1. A horizontal type continuous casting machine for horizontally and continuously casting molten metal into a cast metal strand, which comprises:

a mold (12, 17 or 18) horizontally connected, through a nozzle, to an opening in a lower portion of a side wall (5) of a tundish for a horizontal type continuous casting machine, one end of said nozzle being inserted into said opening in the lower portion of said side wall (5) of said tundish, the other end of said nozzle being in contact with an inner bore of said mold at an inlet end thereof, thereby said opening in the lower portion of said side wall (5) of said tundish, said nozzle and said inner bore of said mold forming a horizontal passage for molten metal, the transverse sectional area of said inner bore (13) for said inlet end portion of said mold (12,17 or 18) becoming gradually larger from said inlet end of said mold toward the middle portion thereof over a prescribed distance (I) and said inner bore (13) having substantially the same transverse sectional area for the remaining portion of said mold other than said inlet end portion over said prescribed distance (I); any means for intermittently and continuously withdrawing molten metal received in said tundish into a cast metal strand in the horizontal direction through said mold by means of a plurality of cycles each comprising one pull and one push, and a distance (L) of said one pull being longer than a distance of said one push;
characterized in that:

said nozzle takes the form of a front nozzle (2), a feed nozzle (3) and a break ring (4), with one end of said front nozzle (2) being inserted into said opening in the lower portion of said side wall (5) of said tundish, the other end of said front nozzle (2) being in contact with one end of said feed nozzle (3), the other end of said feed nozzle (3) being in contact with one end of said break ring (4), the other end of said break ring (4) being in contact with the inner bore of said mold at the inlet end thereof;

said prescribed distance (I) at said inlet end portion of said mold (12, 17 or 18) is in the range of from 5 to 30mm;

the diameter of said inner bore (13) changes from a minimum value (R_i) thereof to a maximum value (R_o) thereof over said prescribed distance (I), and the difference between said minimum value (R ₁) and said maximum value (R_o) is within a range of from 4 to 20mm; and

said prescribed distance (I) at said inlet end portion of said mold (12, 17 or 18) is up to said distance (L) of said one pull in each cycle for said withdrawal of said cast metal strand.
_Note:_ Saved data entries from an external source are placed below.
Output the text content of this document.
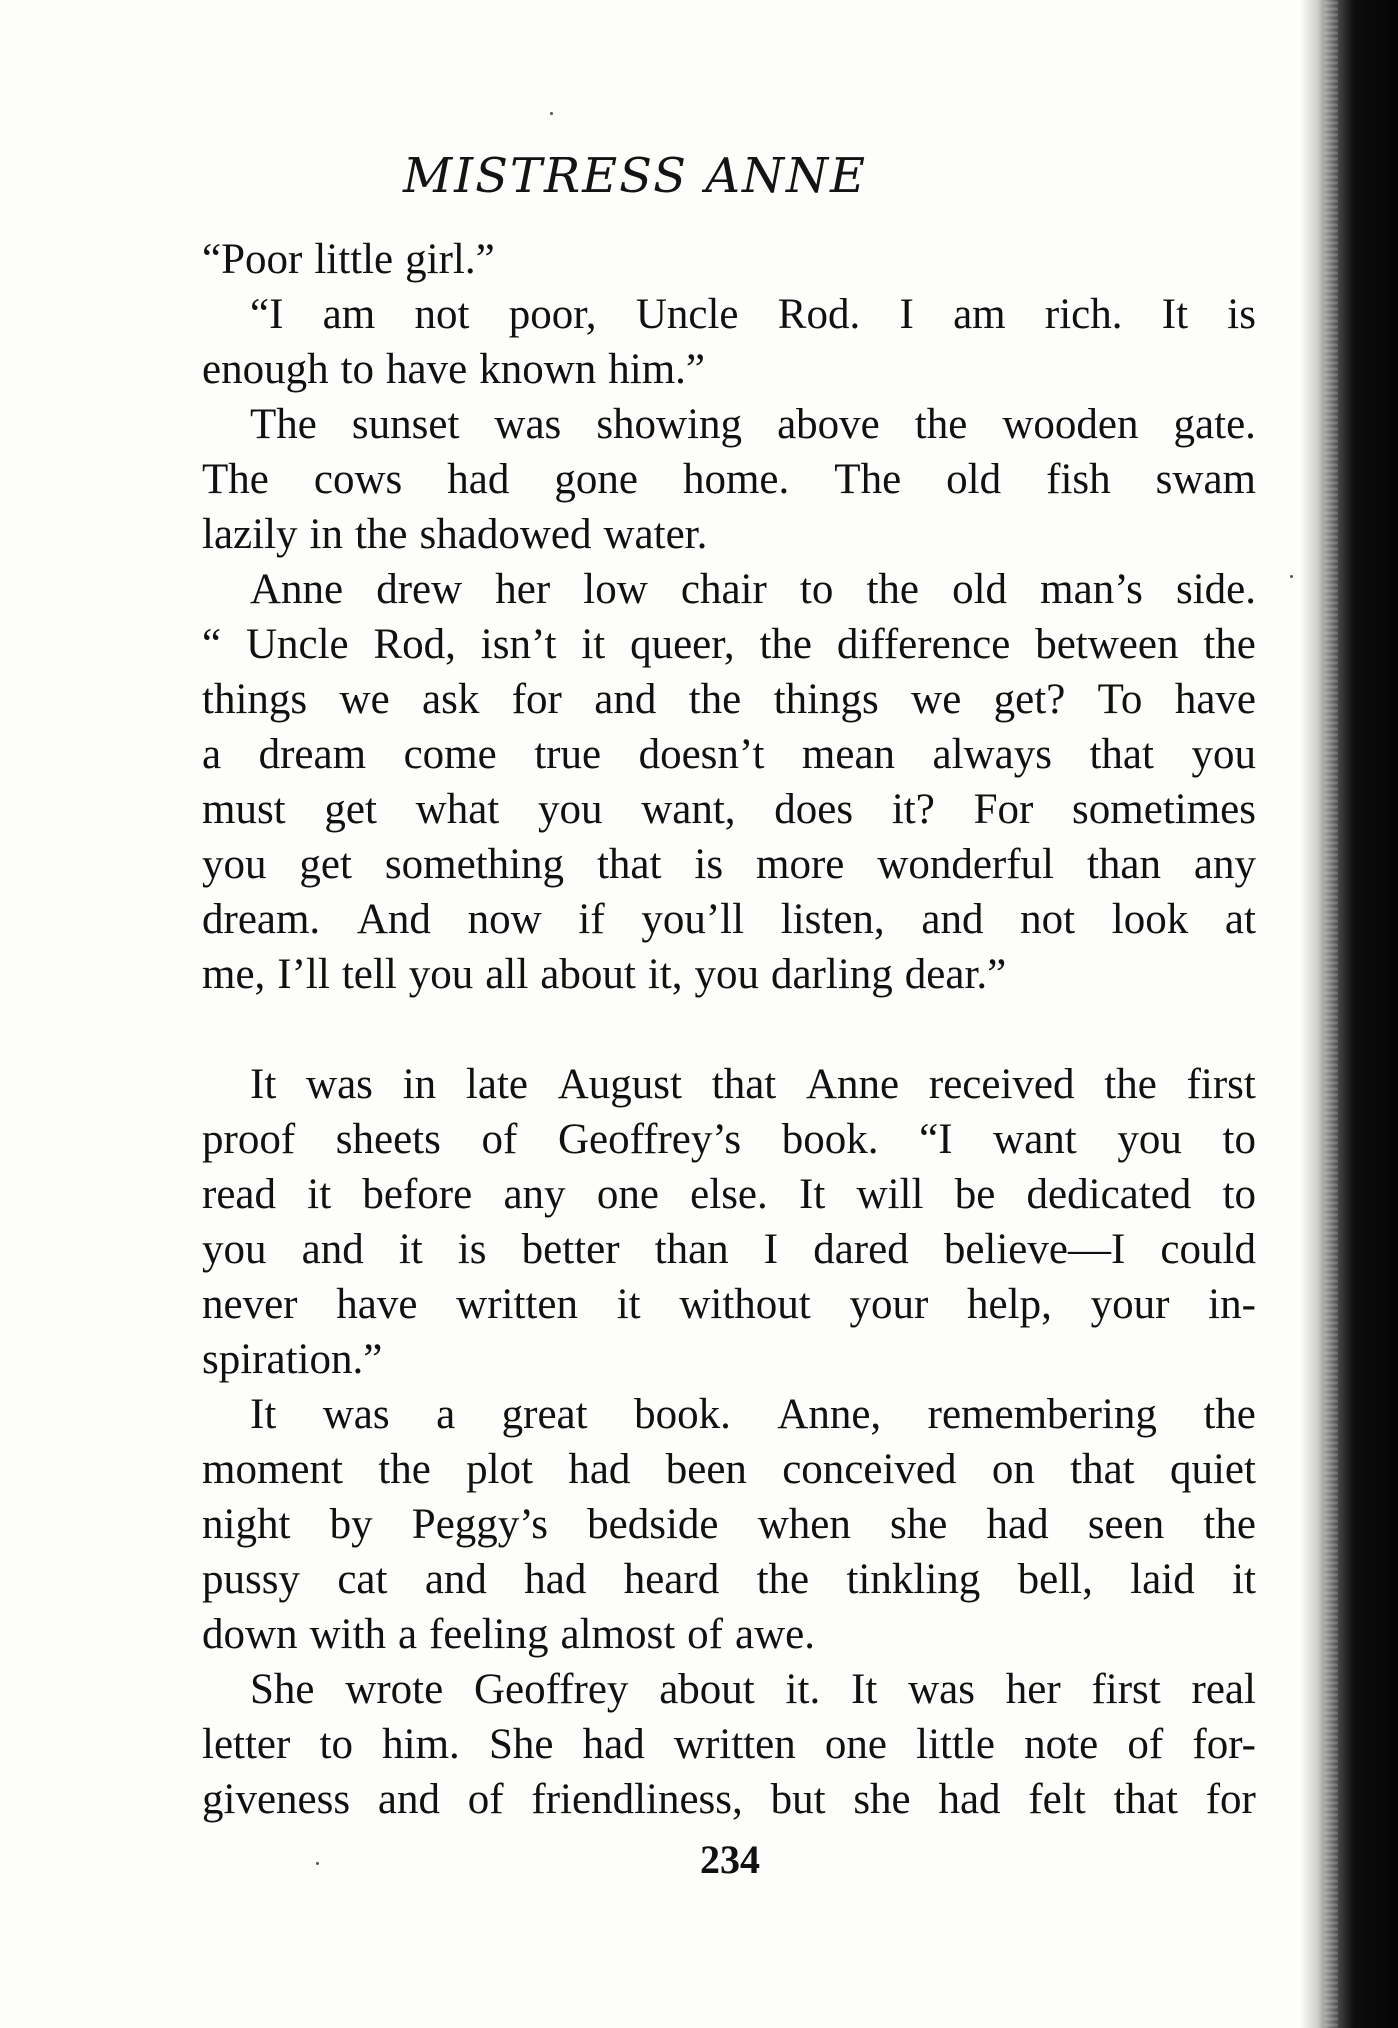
MISTRESS ANNE
“Poor little girl.”
“I am not poor, Uncle Rod. I am rich. It is
enough to have known him.”
The sunset was showing above the wooden gate.
The cows had gone home. The old fish swam
lazily in the shadowed water.
Anne drew her low chair to the old man’s side.
“ Uncle Rod, isn’t it queer, the difference between the
things we ask for and the things we get? To have
a dream come true doesn’t mean always that you
must get what you want, does it? For sometimes
you get something that is more wonderful than any
dream. And now if you’ll listen, and not look at
me, I’ll tell you all about it, you darling dear.”
It was in late August that Anne received the first
proof sheets of Geoffrey’s book. “I want you to
read it before any one else. It will be dedicated to
you and it is better than I dared believe—I could
never have written it without your help, your in-
spiration.”
It was a great book. Anne, remembering the
moment the plot had been conceived on that quiet
night by Peggy’s bedside when she had seen the
pussy cat and had heard the tinkling bell, laid it
down with a feeling almost of awe.
She wrote Geoffrey about it. It was her first real
letter to him. She had written one little note of for-
giveness and of friendliness, but she had felt that for
234
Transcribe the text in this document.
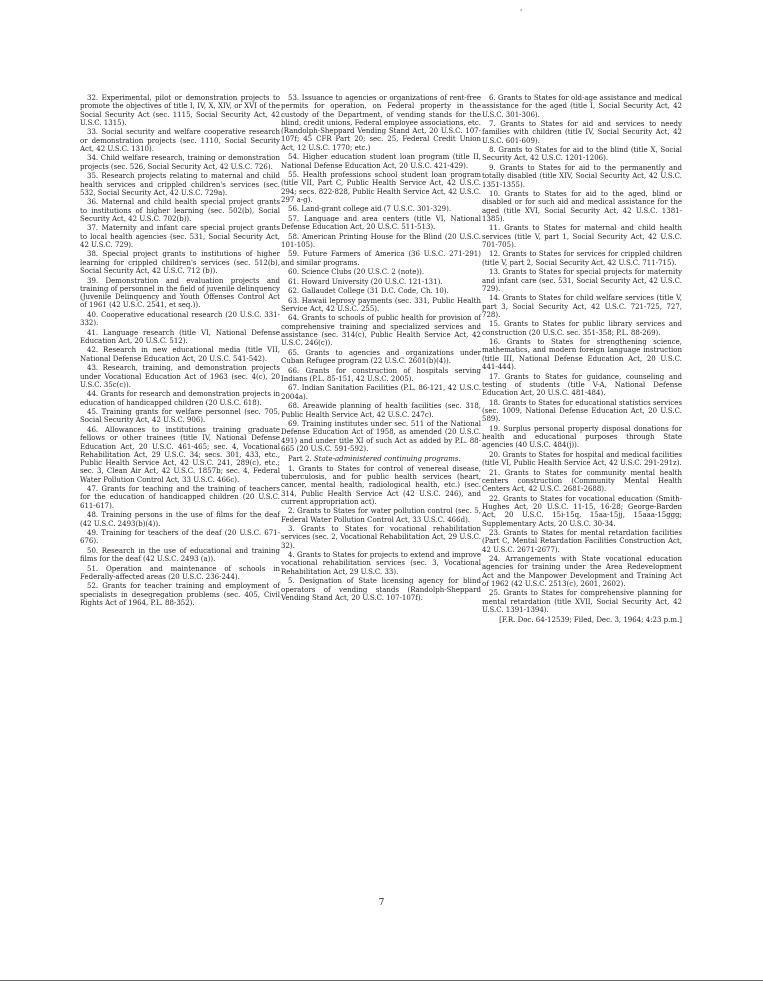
'

32. Experimental, pilot or demonstration projects to promote the objectives of title I, IV, X, XIV, or XVI of the Social Security Act (sec. 1115, Social Security Act, 42 U.S.C. 1315).

33. Social security and welfare cooperative research or demonstration projects (sec. 1110, Social Security Act, 42 U.S.C. 1310).

34. Child welfare research, training or demonstration projects (sec. 526, Social Security Act, 42 U.S.C. 726).

35. Research projects relating to maternal and child health services and crippled children's services (sec. 532, Social Security Act, 42 U.S.C. 729a).

36. Maternal and child health special project grants to institutions of higher learning (sec. 502(b), Social Security Act, 42 U.S.C. 702(b)).

37. Maternity and infant care special project grants to local health agencies (sec. 531, Social Security Act, 42 U.S.C. 729).

38. Special project grants to institutions of higher learning for crippled children's services (sec. 512(b), Social Security Act, 42 U.S.C. 712 (b)).

39. Demonstration and evaluation projects and training of personnel in the field of juvenile delinquency (Juvenile Delinquency and Youth Offenses Control Act of 1961 (42 U.S.C. 2541, et seq.)).

40. Cooperative educational research (20 U.S.C. 331-332).

41. Language research (title VI, National Defense Education Act, 20 U.S.C. 512).

42. Research in new educational media (title VII, National Defense Education Act, 20 U.S.C. 541-542).

43. Research, training, and demonstration projects under Vocational Education Act of 1963 (sec. 4(c), 20 U.S.C. 35c(c)).

44. Grants for research and demonstration projects in education of handicapped children (20 U.S.C. 618).

45. Training grants for welfare personnel (sec. 705, Social Security Act, 42 U.S.C. 906).

46. Allowances to institutions training graduate fellows or other trainees (title IV, National Defense Education Act, 20 U.S.C. 461-465; sec. 4, Vocational Rehabilitation Act, 29 U.S.C. 34; secs. 301, 433, etc., Public Health Service Act, 42 U.S.C. 241, 289(c), etc.; sec. 3, Clean Air Act, 42 U.S.C. 1857b; sec. 4, Federal Water Pollution Control Act, 33 U.S.C. 466c).

47. Grants for teaching and the training of teachers for the education of handicapped children (20 U.S.C. 611-617).

48. Training persons in the use of films for the deaf (42 U.S.C. 2493(b)(4)).

49. Training for teachers of the deaf (20 U.S.C. 671-676).

50. Research in the use of educational and training films for the deaf (42 U.S.C. 2493 (a)).

51. Operation and maintenance of schools in Federally-affected areas (20 U.S.C. 236-244).

52. Grants for teacher training and employment of specialists in desegregation problems (sec. 405, Civil Rights Act of 1964, P.L. 88-352).

53. Issuance to agencies or organizations of rent-free permits for operation, on Federal property in the custody of the Department, of vending stands for the blind, credit unions, Federal employee associations, etc. (Randolph-Sheppard Vending Stand Act, 20 U.S.C. 107-107f; 45 CFR Part 20; sec. 25, Federal Credit Union Act, 12 U.S.C. 1770; etc.)

54. Higher education student loan program (title II, National Defense Education Act, 20 U.S.C. 421-429).

55. Health professions school student loan program (title VII, Part C, Public Health Service Act, 42 U.S.C. 294; secs. 822-828, Public Health Service Act, 42 U.S.C. 297 a-g).

56. Land-grant college aid (7 U.S.C. 301-329).

57. Language and area centers (title VI, National Defense Education Act, 20 U.S.C. 511-513).

58. American Printing House for the Blind (20 U.S.C. 101-105).

59. Future Farmers of America (36 U.S.C. 271-291) and similar programs.

60. Science Clubs (20 U.S.C. 2 (note)).

61. Howard University (20 U.S.C. 121-131).

62. Gallaudet College (31 D.C. Code, Ch. 10).

63. Hawaii leprosy payments (sec. 331, Public Health Service Act, 42 U.S.C. 255).

64. Grants to schools of public health for provision of comprehensive training and specialized services and assistance (sec. 314(c), Public Health Service Act, 42 U.S.C. 246(c)).

65. Grants to agencies and organizations under Cuban Refugee program (22 U.S.C. 2601(b)(4)).

66. Grants for construction of hospitals serving Indians (P.L. 85-151, 42 U.S.C. 2005).

67. Indian Sanitation Facilities (P.L. 86-121, 42 U.S.C. 2004a).

68. Areawide planning of health facilities (sec. 318, Public Health Service Act, 42 U.S.C. 247c).

69. Training institutes under sec. 511 of the National Defense Education Act of 1958, as amended (20 U.S.C. 491) and under title XI of such Act as added by P.L. 88-665 (20 U.S.C. 591-592).

Part 2. State-administered continuing programs.

1. Grants to States for control of venereal disease, tuberculosis, and for public health services (heart, cancer, mental health, radiological health, etc.) (sec. 314, Public Health Service Act (42 U.S.C. 246), and current appropriation act).

2. Grants to States for water pollution control (sec. 5, Federal Water Pollution Control Act, 33 U.S.C. 466d).

3. Grants to States for vocational rehabilitation services (sec. 2, Vocational Rehabilitation Act, 29 U.S.C. 32).

4. Grants to States for projects to extend and improve vocational rehabilitation services (sec. 3, Vocational Rehabilitation Act, 29 U.S.C. 33).

5. Designation of State licensing agency for blind operators of vending stands (Randolph-Sheppard Vending Stand Act, 20 U.S.C. 107-107f).

6. Grants to States for old-age assistance and medical assistance for the aged (title I, Social Security Act, 42 U.S.C. 301-306).

7. Grants to States for aid and services to needy families with children (title IV, Social Security Act, 42 U.S.C. 601-609).

8. Grants to States for aid to the blind (title X, Social Security Act, 42 U.S.C. 1201-1206).

9. Grants to States for aid to the permanently and totally disabled (title XIV, Social Security Act, 42 U.S.C. 1351-1355).

10. Grants to States for aid to the aged, blind or disabled or for such aid and medical assistance for the aged (title XVI, Social Security Act, 42 U.S.C. 1381-1385).

11. Grants to States for maternal and child health services (title V, part 1, Social Security Act, 42 U.S.C. 701-705).

12. Grants to States for services for crippled children (title V, part 2, Social Security Act, 42 U.S.C. 711-715).

13. Grants to States for special projects for maternity and infant care (sec. 531, Social Security Act, 42 U.S.C. 729).

14. Grants to States for child welfare services (title V, part 3, Social Security Act, 42 U.S.C. 721-725, 727, 728).

15. Grants to States for public library services and construction (20 U.S.C. sec. 351-358; P.L. 88-269).

16. Grants to States for strengthening science, mathematics, and modern foreign language instruction (title III, National Defense Education Act, 20 U.S.C. 441-444).

17. Grants to States for guidance, counseling and testing of students (title V-A, National Defense Education Act, 20 U.S.C. 481-484).

18. Grants to States for educational statistics services (sec. 1009, National Defense Education Act, 20 U.S.C. 589).

19. Surplus personal property disposal donations for health and educational purposes through State agencies (40 U.S.C. 484(j)).

20. Grants to States for hospital and medical facilities (title VI, Public Health Service Act, 42 U.S.C. 291-291z).

21. Grants to States for community mental health centers construction (Community Mental Health Centers Act, 42 U.S.C. 2681-2688).

22. Grants to States for vocational education (Smith-Hughes Act, 20 U.S.C. 11-15, 16-28; George-Barden Act, 20 U.S.C. 15i-15q, 15aa-15jj, 15aaa-15ggg; Supplementary Acts, 20 U.S.C. 30-34.

23. Grants to States for mental retardation facilities (Part C, Mental Retardation Facilities Construction Act, 42 U.S.C. 2671-2677).

24. Arrangements with State vocational education agencies for training under the Area Redevelopment Act and the Manpower Development and Training Act of 1962 (42 U.S.C. 2513(c), 2601, 2602).

25. Grants to States for comprehensive planning for mental retardation (title XVII, Social Security Act, 42 U.S.C. 1391-1394).

[F.R. Doc. 64-12539; Filed, Dec. 3, 1964; 4:23 p.m.]

7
2. A machine as claimed in claim 1, characterized in that said transverse sectional area of said inner bore (13) of said mold (12, 17 or 18) is circular.

3. A machine as claimed in claim 1 characterized in that said transverse sectional area of said inner bore (13) of said mold (12, 17 or 18) is square.

4. A machine as claimed in any one of claims 1 to 3 characterized in that:

said transverse sectional area of said inner bore (13) for said inlet end portion of said mold (12) becomes gradually larger along a smooth concave over said prescribed distance (I) at said inlet end portion of said mold (12).

5. A machine as claimed in any one of claims 1 to 3, characterized in that: said transverse sectional area of said inner bore (13) for said inlet end portion of said

mold (17) becomes linearly and gradually larger over said prescribed distance (I) at said inlet and portion of said mold (17).

6. A machine as claimed in any one of claims 1 to 3, characterized in that:

said transverse sectional area of said inner bore (13) for said inlet end portion of said mold (18) becomes gradually larger along a smooth convex over said prescribed distance (I) at said inlet end portion of said mold (18).